Using WSO2 API Microgateway, we need to create an API gateway solution. We need to set authentication mechanism for the APIs and as well as check every API request on whether it has a X-API-KEY header and if it does not have, I’m not going to send that request to the back end. Let’s create a docker image for the project and deploy it in the Kubernetes easily with the help of Wso2 k8s operator. We can easily build and create the docker image using the below command.
Automated Code Review weeds out security-related issues and mistakes of the developers on the code phase itself. Sensitive Information Scan (SAS) scans the code for sensitive information (e.g. hardcoded password, tokens, secret keys, etc) before pushing the code into code repositories. Dynamic Application Security Testing (DAST) is performed to identify possible run-time vulnerabilities or security issues in non-running source code using techniques like taint analysis and data flow analysis. Vulnerabilities and reported issues can be tracked efficiently and resolved in an automated manner.
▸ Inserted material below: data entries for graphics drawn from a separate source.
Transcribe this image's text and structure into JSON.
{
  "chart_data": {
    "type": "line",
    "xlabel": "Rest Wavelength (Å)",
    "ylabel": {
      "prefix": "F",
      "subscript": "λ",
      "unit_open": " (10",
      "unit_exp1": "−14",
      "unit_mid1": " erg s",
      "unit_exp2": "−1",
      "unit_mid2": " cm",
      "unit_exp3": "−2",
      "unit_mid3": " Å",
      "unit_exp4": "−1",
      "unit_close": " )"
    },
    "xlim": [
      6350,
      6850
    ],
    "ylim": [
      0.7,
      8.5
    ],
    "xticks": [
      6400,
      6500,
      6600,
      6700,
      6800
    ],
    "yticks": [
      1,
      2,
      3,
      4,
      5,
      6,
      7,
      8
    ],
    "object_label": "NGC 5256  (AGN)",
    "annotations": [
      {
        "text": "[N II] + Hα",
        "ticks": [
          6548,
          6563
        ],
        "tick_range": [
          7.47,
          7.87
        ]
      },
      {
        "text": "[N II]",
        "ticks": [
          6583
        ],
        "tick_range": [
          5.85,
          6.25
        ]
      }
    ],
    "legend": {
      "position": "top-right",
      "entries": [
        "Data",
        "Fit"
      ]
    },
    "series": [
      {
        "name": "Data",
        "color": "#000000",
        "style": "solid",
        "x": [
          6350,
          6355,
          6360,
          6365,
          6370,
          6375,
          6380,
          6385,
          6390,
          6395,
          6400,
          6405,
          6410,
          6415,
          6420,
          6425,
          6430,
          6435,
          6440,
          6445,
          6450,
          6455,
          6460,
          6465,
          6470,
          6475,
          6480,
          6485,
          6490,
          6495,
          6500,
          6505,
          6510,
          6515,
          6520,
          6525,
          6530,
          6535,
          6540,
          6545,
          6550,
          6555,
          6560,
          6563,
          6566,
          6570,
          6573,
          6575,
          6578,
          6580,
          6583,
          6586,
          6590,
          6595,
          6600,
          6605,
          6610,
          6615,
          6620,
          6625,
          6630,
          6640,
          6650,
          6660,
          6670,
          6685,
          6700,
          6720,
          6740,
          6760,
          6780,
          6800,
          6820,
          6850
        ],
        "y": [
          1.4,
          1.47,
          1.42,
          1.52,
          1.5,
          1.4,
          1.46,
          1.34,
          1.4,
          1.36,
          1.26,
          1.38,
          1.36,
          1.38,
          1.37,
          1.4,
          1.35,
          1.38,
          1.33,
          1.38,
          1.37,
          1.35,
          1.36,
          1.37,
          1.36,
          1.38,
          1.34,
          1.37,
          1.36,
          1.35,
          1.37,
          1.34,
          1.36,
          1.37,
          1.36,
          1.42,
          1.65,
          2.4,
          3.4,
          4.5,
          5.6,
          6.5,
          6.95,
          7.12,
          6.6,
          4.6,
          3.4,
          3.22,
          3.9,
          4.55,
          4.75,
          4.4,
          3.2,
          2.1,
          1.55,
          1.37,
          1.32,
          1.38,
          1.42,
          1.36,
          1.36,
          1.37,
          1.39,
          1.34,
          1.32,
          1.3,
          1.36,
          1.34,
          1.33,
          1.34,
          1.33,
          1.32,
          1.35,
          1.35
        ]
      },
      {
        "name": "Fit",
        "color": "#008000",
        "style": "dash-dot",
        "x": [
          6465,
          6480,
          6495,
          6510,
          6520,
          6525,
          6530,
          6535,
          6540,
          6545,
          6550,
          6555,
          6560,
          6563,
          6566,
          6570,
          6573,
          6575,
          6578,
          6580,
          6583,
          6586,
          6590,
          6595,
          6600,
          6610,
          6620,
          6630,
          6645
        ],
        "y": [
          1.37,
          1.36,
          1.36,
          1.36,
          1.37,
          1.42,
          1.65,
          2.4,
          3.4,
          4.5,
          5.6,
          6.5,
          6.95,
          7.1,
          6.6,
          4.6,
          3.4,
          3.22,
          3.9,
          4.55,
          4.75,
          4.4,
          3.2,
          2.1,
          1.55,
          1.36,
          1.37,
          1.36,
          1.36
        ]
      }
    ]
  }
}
Traditional code delivery mechanisms to Kubernetes needed some glue to keep them running. Jenkins pipeline mechanism required loading cluster contexts, some kind of master token to grant access to deploy across multiple namespaces. GitOps is based on the principle that code delivery should happen in cluster, not out of cluster. Since everything is now deployed via a git repo, its open up the familiar git tools like code reviews, pipeline checks etc that can help to detect problems before deployment, rather than fixing them post deployment.
A new set of tools has been added to the world's largest repository repository. The tool is called "Git" and is designed to make it easier to pack and find objects in a single file. The new tool is being used to make the most efficient way to find the best objects in the world. The tools are designed to work with the client rather than the client, which can be used to look at all of the files in a new way. They can also be used by the client to find out what objects they need to be added to a new set.
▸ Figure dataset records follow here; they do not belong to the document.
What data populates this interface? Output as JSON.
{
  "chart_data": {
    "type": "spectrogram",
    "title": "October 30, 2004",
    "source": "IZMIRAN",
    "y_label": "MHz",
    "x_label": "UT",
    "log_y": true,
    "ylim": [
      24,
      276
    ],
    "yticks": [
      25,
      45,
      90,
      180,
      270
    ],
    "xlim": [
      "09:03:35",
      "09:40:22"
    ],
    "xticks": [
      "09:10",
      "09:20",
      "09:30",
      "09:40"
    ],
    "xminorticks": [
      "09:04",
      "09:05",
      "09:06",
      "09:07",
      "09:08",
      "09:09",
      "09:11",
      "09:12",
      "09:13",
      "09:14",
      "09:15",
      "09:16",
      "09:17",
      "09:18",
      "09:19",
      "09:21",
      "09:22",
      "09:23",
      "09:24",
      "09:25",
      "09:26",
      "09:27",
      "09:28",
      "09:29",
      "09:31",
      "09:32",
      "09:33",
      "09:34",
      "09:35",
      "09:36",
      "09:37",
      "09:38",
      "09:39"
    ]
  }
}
Every web developer is already familiar with monolithic and microservice. Developers debate a lot about these topics. We can build a beautiful, functional application with both of them. The main thing is to know both of them very closely and pick one as per your need. Let's discuss both monolithic and microservice.
Release: Limitless environments so developers never have to wait to ship code. Bogomil Balkansky: Having easy access to pre-production environments is a must. Release lets developers easily replicate production environments on demand. Sequoia: We look forward to partnering with Tommy McClung, Erik Landerholm and David Giffin on the road ahead — as they bring better, faster software development to every Release customer’s customers, writes Balkomil Balkomili: "We are pleased to lead their seed"
Amazon launched Amazon S3 in 2006 as “storage for the internet” in a bid to store backups, videos, and images for applications like e-commerce web sites. Over the years, S3 has become the storage used for analytics and machine learning on massive data lakes. Customers put in place their own application code to track consistency outside of S3 for their S3 usage. Customers also use S3 to store petabytes of data to train machine learning models. S3's pay-as-you model for capacity and constant innovation for new capabilities has fundamentally changed how customers use storage.